Dari kejauhan mereka dapat melihat ada sebuah perahu nelayan yang menuju pantai tetapi karena jauhnya tidak mungkin mengetahuinya. Dan itu merupakan satu-satunya perahu yang dijumpai selama perjalanan tersebut.
Mereka terus berenang dengan harapan untuk selamat semakin besar. Pukul 12.15 tanggal 9 Desember 1975, mereka berhasil mendarat dengan selamat di pantai Peitoko Alor Timur setelah berenang selama tiga hari tiga malam dan menempuh jarak hampir 90 mil. Kebetulan di dekat tempat mereka mendarat terdapat mata air yang jernih. Di situ lah mereka melepas dahaga setelah tiga hari tiga malam tidak makan dan tidak minum.
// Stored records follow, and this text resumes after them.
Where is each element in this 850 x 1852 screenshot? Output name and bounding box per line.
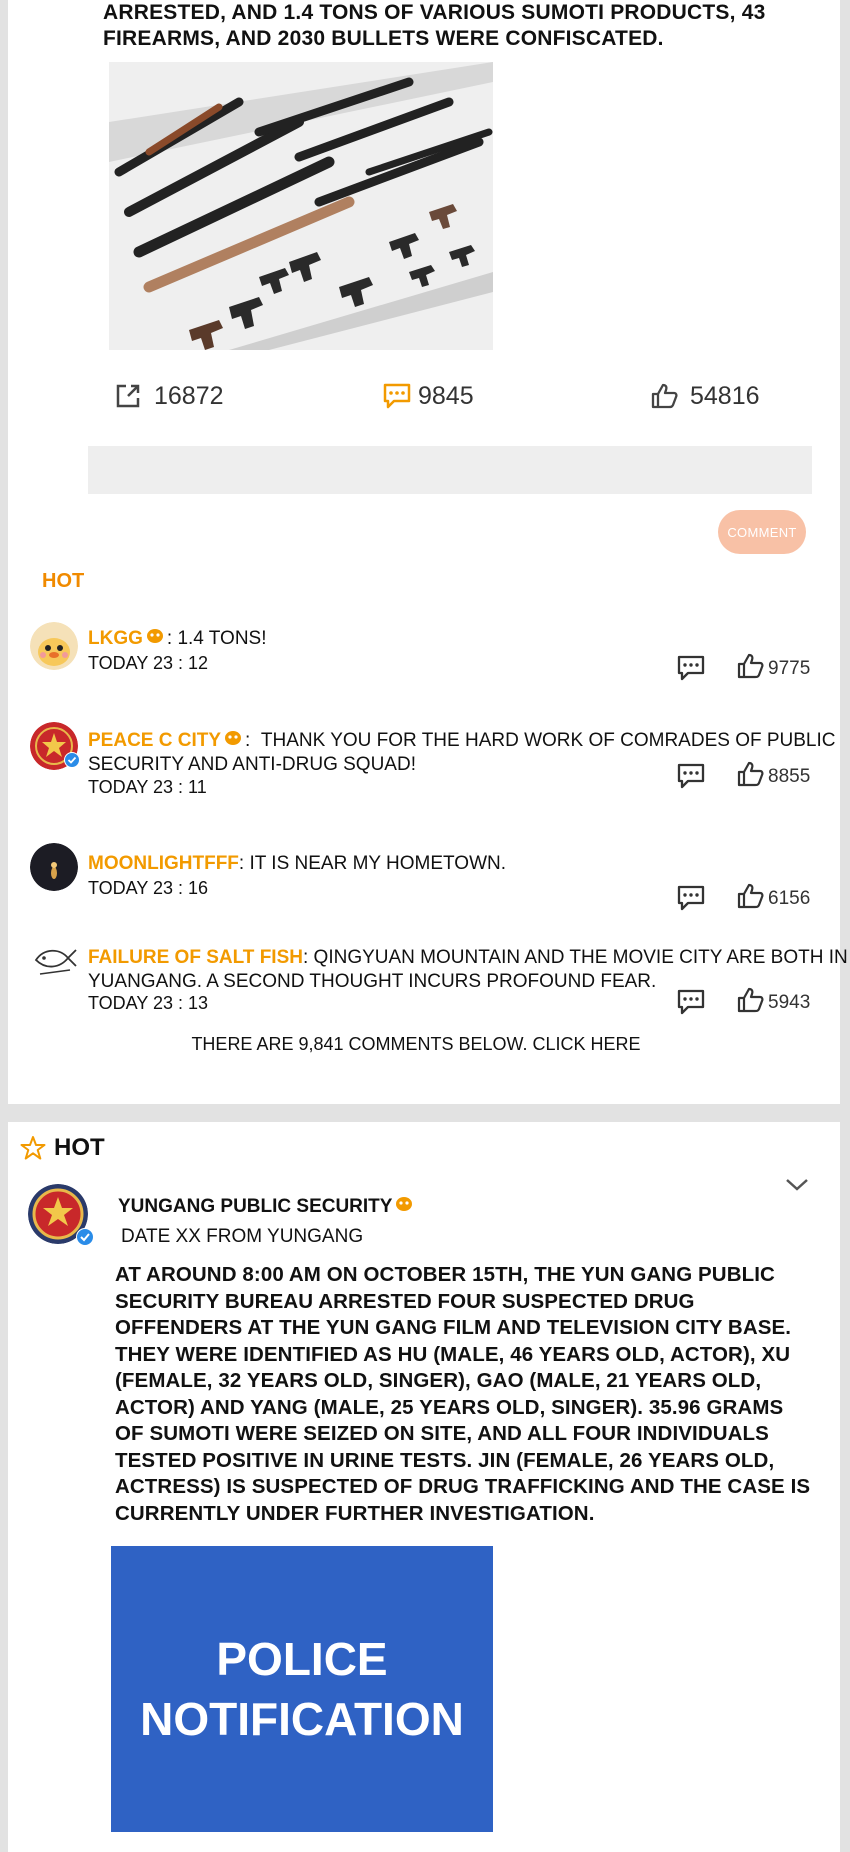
firearms-illustration — [109, 62, 493, 350]
comment-text-line: LKGG : 1.4 TONS! — [88, 627, 838, 651]
reply-icon[interactable] — [676, 762, 706, 795]
comment-like-count: 9775 — [768, 658, 811, 679]
confiscated-firearms-image[interactable] — [109, 62, 493, 350]
author-name[interactable]: YUNGANG PUBLIC SECURITY — [118, 1196, 416, 1218]
comment-text: : 1.4 TONS! — [166, 628, 267, 650]
thumbs-up-icon — [651, 383, 678, 409]
avatar[interactable] — [30, 938, 78, 986]
police-notification-image[interactable]: POLICE NOTIFICATION — [111, 1546, 493, 1832]
member-badge-icon — [146, 627, 164, 651]
moonlight-avatar-icon — [30, 843, 78, 891]
comment-time: TODAY 23 : 12 — [88, 653, 209, 673]
avatar[interactable] — [30, 622, 78, 670]
like-count: 54816 — [690, 381, 760, 410]
post-card: ARRESTED, AND 1.4 TONS OF VARIOUS SUMOTI… — [8, 0, 848, 1104]
member-badge-icon — [395, 1196, 413, 1218]
comment-time: TODAY 23 : 16 — [88, 878, 209, 898]
star-icon — [20, 1136, 46, 1160]
hot-comments-label: HOT — [42, 570, 85, 592]
verified-badge-icon — [76, 1228, 94, 1246]
comment-like-button[interactable]: 5943 — [736, 986, 810, 1014]
thumbs-up-icon — [737, 653, 764, 679]
comment-text-line: FAILURE OF SALT FISH: QINGYUAN MOUNTAIN … — [88, 946, 848, 994]
comment-like-count: 6156 — [768, 888, 811, 909]
comment-count: 9845 — [418, 381, 474, 410]
post-date: DATE XX FROM YUNGANG — [121, 1226, 364, 1247]
comment-like-button[interactable]: 9775 — [736, 652, 810, 680]
hot-section-header: HOT — [20, 1134, 105, 1162]
comment-time: TODAY 23 : 13 — [88, 993, 209, 1013]
comment-like-button[interactable]: 6156 — [736, 882, 810, 910]
reply-icon[interactable] — [676, 988, 706, 1021]
comment-like-count: 5943 — [768, 992, 811, 1013]
thumbs-up-icon — [737, 761, 764, 787]
comment-text: : IT IS NEAR MY HOMETOWN. — [238, 853, 507, 874]
more-comments-link[interactable]: THERE ARE 9,841 COMMENTS BELOW. CLICK HE… — [8, 1034, 824, 1055]
avatar[interactable] — [30, 843, 78, 891]
repost-button[interactable]: 16872 — [114, 378, 224, 414]
comment-username[interactable]: MOONLIGHTFFF — [88, 853, 239, 874]
comment-icon — [383, 383, 411, 409]
reply-icon[interactable] — [676, 654, 706, 687]
comment-input[interactable] — [88, 446, 812, 494]
notification-line-2: NOTIFICATION — [140, 1693, 464, 1745]
post-text: ARRESTED, AND 1.4 TONS OF VARIOUS SUMOTI… — [103, 1, 766, 50]
author-name-text: YUNGANG PUBLIC SECURITY — [118, 1196, 393, 1218]
thumbs-up-icon — [737, 987, 764, 1013]
hot-post-card: HOT YUNGANG PUBLIC SECURITY DATE XX FROM… — [8, 1122, 840, 1852]
sketch-fish-avatar-icon — [30, 938, 78, 986]
notification-line-1: POLICE — [216, 1633, 388, 1685]
verified-badge-icon — [64, 752, 80, 768]
comment-username[interactable]: FAILURE OF SALT FISH — [88, 947, 303, 968]
post-body: AT AROUND 8:00 AM ON OCTOBER 15TH, THE Y… — [115, 1263, 811, 1525]
repost-count: 16872 — [154, 381, 224, 410]
reply-icon[interactable] — [676, 884, 706, 917]
comment-submit-button[interactable]: COMMENT — [718, 510, 806, 554]
comment-username[interactable]: PEACE C CITY — [88, 730, 221, 751]
comment-username[interactable]: LKGG — [88, 628, 143, 649]
hot-section-title: HOT — [54, 1134, 105, 1161]
comment-like-button[interactable]: 8855 — [736, 760, 810, 788]
like-button[interactable]: 54816 — [650, 378, 760, 414]
member-badge-icon — [224, 729, 242, 753]
thumbs-up-icon — [737, 883, 764, 909]
comment-time: TODAY 23 : 11 — [88, 777, 207, 797]
comment-text-line: PEACE C CITY: THANK YOU FOR THE HARD WOR… — [88, 729, 848, 777]
comment-like-count: 8855 — [768, 766, 811, 787]
comment-count-button[interactable]: 9845 — [382, 378, 474, 414]
chevron-down-icon[interactable] — [784, 1176, 810, 1194]
cartoon-chick-avatar-icon — [30, 622, 78, 670]
share-icon — [116, 384, 140, 408]
comment-text-line: MOONLIGHTFFF: IT IS NEAR MY HOMETOWN. — [88, 852, 838, 876]
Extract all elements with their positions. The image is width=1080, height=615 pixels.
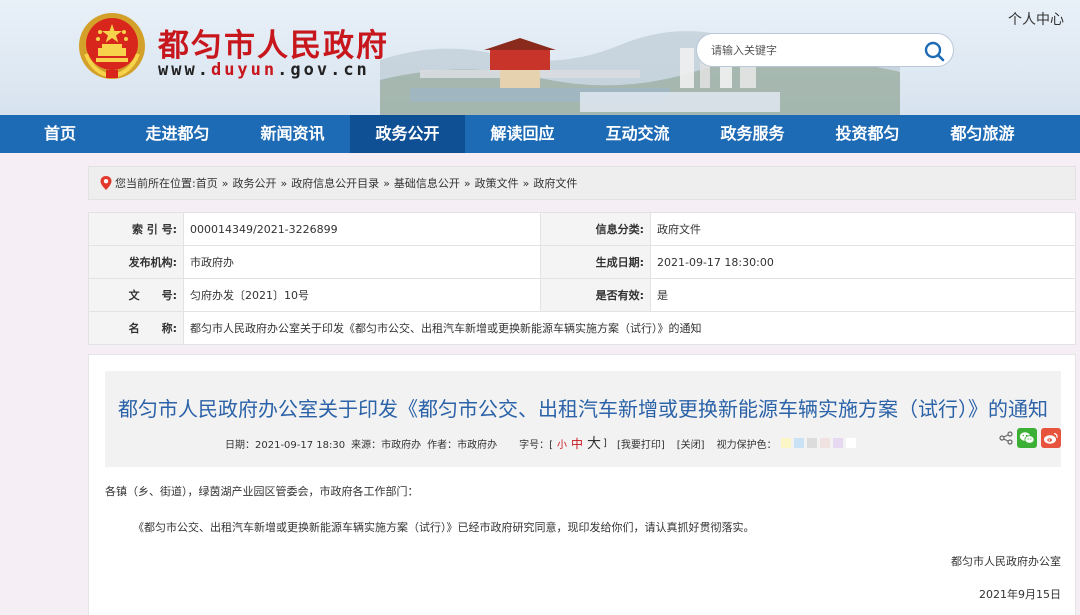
site-title: 都匀市人民政府 bbox=[158, 28, 389, 64]
user-center-link[interactable]: 个人中心 bbox=[1008, 9, 1064, 29]
article-panel: 都匀市人民政府办公室关于印发《都匀市公交、出租汽车新增或更换新能源车辆实施方案（… bbox=[88, 354, 1076, 615]
table-row: 索 引 号: 000014349/2021-3226899 信息分类: 政府文件 bbox=[88, 212, 1076, 246]
wechat-share-button[interactable] bbox=[1017, 428, 1037, 448]
breadcrumb-separator: » bbox=[221, 176, 229, 190]
share-icon[interactable] bbox=[999, 431, 1013, 445]
breadcrumb: 您当前所在位置: 首页 » 政务公开 » 政府信息公开目录 » 基础信息公开 »… bbox=[88, 166, 1076, 200]
eye-color-swatch[interactable] bbox=[832, 438, 843, 448]
name-value: 都匀市人民政府办公室关于印发《都匀市公交、出租汽车新增或更换新能源车辆实施方案（… bbox=[183, 311, 1076, 345]
issuer-value: 市政府办 bbox=[183, 245, 541, 279]
eye-protect-label: 视力保护色： bbox=[716, 439, 777, 451]
eye-color-swatch[interactable] bbox=[845, 438, 856, 448]
breadcrumb-separator: » bbox=[383, 176, 390, 190]
location-pin-icon bbox=[100, 176, 112, 190]
document-info-table: 索 引 号: 000014349/2021-3226899 信息分类: 政府文件… bbox=[88, 212, 1076, 345]
eye-color-swatch[interactable] bbox=[780, 438, 791, 448]
wechat-icon bbox=[1019, 432, 1035, 444]
date-label: 生成日期: bbox=[540, 245, 651, 279]
article-sign-date: 2021年9月15日 bbox=[979, 588, 1061, 601]
article-signature: 都匀市人民政府办公室 bbox=[951, 555, 1061, 568]
breadcrumb-separator: » bbox=[522, 176, 530, 190]
eye-color-swatch[interactable] bbox=[806, 438, 817, 448]
url-suffix: .gov.cn bbox=[277, 60, 370, 80]
category-label: 信息分类: bbox=[540, 212, 651, 246]
font-size-close: ] bbox=[603, 437, 607, 449]
url-prefix: www. bbox=[158, 60, 211, 80]
weibo-share-button[interactable] bbox=[1041, 428, 1061, 448]
meta-date: 日期：2021-09-17 18:30 bbox=[225, 439, 346, 451]
nav-item-interact[interactable]: 互动交流 bbox=[580, 115, 695, 153]
meta-author: 作者：市政府办 bbox=[427, 439, 498, 451]
nav-item-home[interactable]: 首页 bbox=[0, 115, 120, 153]
nav-item-services[interactable]: 政务服务 bbox=[695, 115, 810, 153]
valid-label: 是否有效: bbox=[540, 278, 651, 312]
search-icon[interactable] bbox=[923, 40, 945, 62]
breadcrumb-gov-open[interactable]: 政务公开 bbox=[232, 175, 276, 191]
breadcrumb-home[interactable]: 首页 bbox=[196, 175, 218, 191]
breadcrumb-catalog[interactable]: 政府信息公开目录 bbox=[291, 175, 379, 191]
table-row: 文 号: 匀府办发〔2021〕10号 是否有效: 是 bbox=[88, 278, 1076, 312]
table-row: 名 称: 都匀市人民政府办公室关于印发《都匀市公交、出租汽车新增或更换新能源车辆… bbox=[88, 311, 1076, 345]
print-button[interactable]: [我要打印] bbox=[617, 436, 665, 451]
index-label: 索 引 号: bbox=[88, 212, 184, 246]
eye-protect-swatches bbox=[780, 438, 859, 448]
breadcrumb-separator: » bbox=[463, 176, 471, 190]
article-title: 都匀市人民政府办公室关于印发《都匀市公交、出租汽车新增或更换新能源车辆实施方案（… bbox=[118, 397, 1048, 421]
url-highlight: duyun bbox=[210, 60, 278, 80]
name-label: 名 称: bbox=[88, 311, 184, 345]
weibo-icon bbox=[1044, 432, 1058, 444]
breadcrumb-prefix: 您当前所在位置: bbox=[115, 177, 196, 190]
share-bar bbox=[999, 428, 1061, 448]
nav-item-about[interactable]: 走进都匀 bbox=[120, 115, 235, 153]
site-url: www.duyun.gov.cn bbox=[158, 60, 370, 80]
font-large-button[interactable]: 大 bbox=[587, 433, 601, 453]
breadcrumb-gov-docs[interactable]: 政府文件 bbox=[533, 175, 577, 191]
close-button[interactable]: [关闭] bbox=[677, 436, 705, 451]
article-meta: 日期：2021-09-17 18:30 来源：市政府办 作者：市政府办 字号：[… bbox=[225, 433, 859, 453]
search-input[interactable] bbox=[711, 40, 911, 60]
national-emblem-icon bbox=[79, 13, 145, 79]
font-small-button[interactable]: 小 bbox=[557, 436, 567, 451]
font-medium-button[interactable]: 中 bbox=[571, 435, 583, 452]
nav-item-invest[interactable]: 投资都匀 bbox=[810, 115, 925, 153]
issuer-label: 发布机构: bbox=[88, 245, 184, 279]
nav-item-interpret[interactable]: 解读回应 bbox=[465, 115, 580, 153]
meta-source: 来源：市政府办 bbox=[351, 439, 422, 451]
date-value: 2021-09-17 18:30:00 bbox=[650, 245, 1076, 279]
docno-label: 文 号: bbox=[88, 278, 184, 312]
eye-color-swatch[interactable] bbox=[819, 438, 830, 448]
valid-value: 是 bbox=[650, 278, 1076, 312]
article-greeting: 各镇（乡、街道），绿茵湖产业园区管委会，市政府各工作部门： bbox=[105, 485, 419, 498]
font-size-label: 字号：[ bbox=[519, 439, 554, 451]
index-value: 000014349/2021-3226899 bbox=[183, 212, 541, 246]
table-row: 发布机构: 市政府办 生成日期: 2021-09-17 18:30:00 bbox=[88, 245, 1076, 279]
main-nav: 首页 走进都匀 新闻资讯 政务公开 解读回应 互动交流 政务服务 投资都匀 都匀… bbox=[0, 115, 1080, 153]
nav-item-tourism[interactable]: 都匀旅游 bbox=[925, 115, 1040, 153]
search-box bbox=[696, 33, 954, 67]
site-header: 都匀市人民政府 www.duyun.gov.cn 个人中心 bbox=[0, 0, 1080, 115]
nav-item-gov-open[interactable]: 政务公开 bbox=[350, 115, 465, 153]
article-paragraph: 《都匀市公交、出租汽车新增或更换新能源车辆实施方案（试行）》已经市政府研究同意，… bbox=[133, 521, 755, 534]
article-header: 都匀市人民政府办公室关于印发《都匀市公交、出租汽车新增或更换新能源车辆实施方案（… bbox=[105, 371, 1061, 467]
docno-value: 匀府办发〔2021〕10号 bbox=[183, 278, 541, 312]
category-value: 政府文件 bbox=[650, 212, 1076, 246]
nav-item-news[interactable]: 新闻资讯 bbox=[235, 115, 350, 153]
eye-color-swatch[interactable] bbox=[793, 438, 804, 448]
breadcrumb-separator: » bbox=[280, 176, 288, 190]
breadcrumb-basic-info[interactable]: 基础信息公开 bbox=[394, 175, 460, 191]
breadcrumb-policy-docs[interactable]: 政策文件 bbox=[475, 175, 519, 191]
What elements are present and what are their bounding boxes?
Selesai sembahyang dengan muka hancur terkelupas, tanpa baju dan dengan kaki terpincang-pincang mereka menuju arah kampung yang teletak sekitar 4 km di sebelah barat tempat mereka mendarat. Dari tengah laut sebenarnya kampung tersebut sudah tampak, tetapi karena arus kuat ke arah timur, mereka tidak berhasil mendarat tepat di kampung tersebut.
Mereka berjalan pelan-pelan di jalanan yang berbatu-batu karang menyebabkan kaki terasa sakit dan ngilu sekali. Tetapi rupanya mereka masih harus mengalami cobaan lagi, yang hampir-hampir menyita nyawanya.
Setibanya di kampung yang bernama Desa Peitoko bukannya mereka segera dirawat dan diberi makanan lezat tetapi nyaris mereka dibunuh oleh hansip karena disangka Fretilin. Untung pada saat-saat kritis tersebut datang seorang pedagang yang pernah bermukim di Gresik dan dengan perantaraannya berhasil meyakinkan mereka betul-betul tentara Indonesia.
Baru setelah mereka yakin kedua orang itu anggota-anggota Korps Marinir TNI AL mereka menyambutnya dengan penuh keharuan. Semua penduduk mengerumuninya dan juga kedua anggota Marinir ini pun ikut menangis karena terharu.